Despite receiving a petition with 50,000 supporting signatures from Spain alone, the European Commission today stood firm on its rejection of calls for the introduction of private storage aid for olive oil.

European Commissioner for Agriculture Dacian Cioloş did however agree to review the threshold prices for the aid as part of the current renegotiation of the E.U.’s Common Agricultural Policy (CAP).

Representatives of olive oil producers in France, Italy, Spain and Portugal who met with Cioloş in Brussels today said he had also told them he was open to looking at other, medium and longer term steps to help the struggling sector. These included the possibility of measures to reduce fragmentation among producers and for increased promotion of olive oil.
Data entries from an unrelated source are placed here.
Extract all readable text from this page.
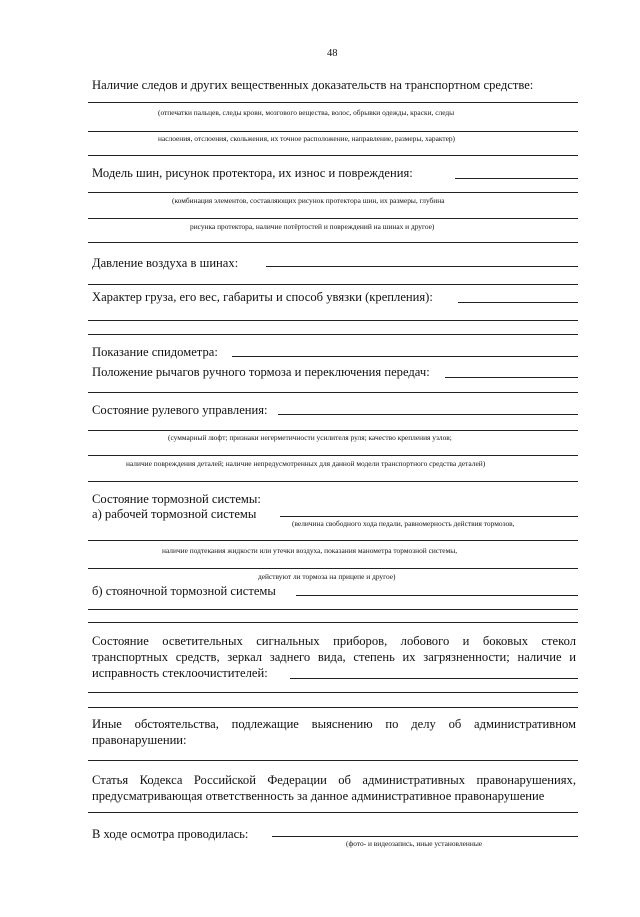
48
Наличие следов и других вещественных доказательств на транспортном средстве:
(отпечатки пальцев, следы крови, мозгового вещества, волос, обрывки одежды, краски, следы
наслоения, отслоения, скольжения, их точное расположение, направление, размеры, характер)
Модель шин, рисунок протектора, их износ и повреждения:
(комбинация элементов, составляющих рисунок протектора шин, их размеры, глубина
рисунка протектора, наличие потёртостей и повреждений на шинах и другое)
Давление воздуха в шинах:
Характер груза, его вес, габариты и способ увязки (крепления):
Показание спидометра:
Положение рычагов ручного тормоза и переключения передач:
Состояние рулевого управления:
(суммарный люфт; признаки негерметичности усилителя руля; качество крепления узлов;
наличие повреждения деталей; наличие непредусмотренных для данной модели транспортного средства деталей)
Состояние тормозной системы:
а) рабочей тормозной системы
(величина свободного хода педали, равномерность действия тормозов,
наличие подтекания жидкости или утечки воздуха, показания манометра тормозной системы,
действуют ли тормоза на прицепе и другое)
б) стояночной тормозной системы
Состояние осветительных сигнальных приборов, лобового и боковых стекол транспортных средств, зеркал заднего вида, степень их загрязненности; наличие и исправность стеклоочистителей:
Иные обстоятельства, подлежащие выяснению по делу об административном правонарушении:
Статья Кодекса Российской Федерации об административных правонарушениях, предусматривающая ответственность за данное административное правонарушение
В ходе осмотра проводилась:
(фото- и видеозапись, иные установленные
Gregorio López, olive oil spokesman for Spanish agrarian organization COAG, said that the Commissioner had at least seemed receptive and willing to introduce the storage aid later, “if he saw it as necessary.”

During their meeting with Cioloş, the producer groups presented their estimate that taking 50,000 tons of olive oil off the market in Europe would cost about 1.8 million euros ($2.6 million) in E.C. storage aid yet would deliver benefits worth about 300 million euros ($428 million) to producers.

Eduardo Martín, general secretary of ASAJA, an association of young agriculturists, said that Spanish producers were currently losing 50 cents ($0.71) on every liter of EVOO they produced.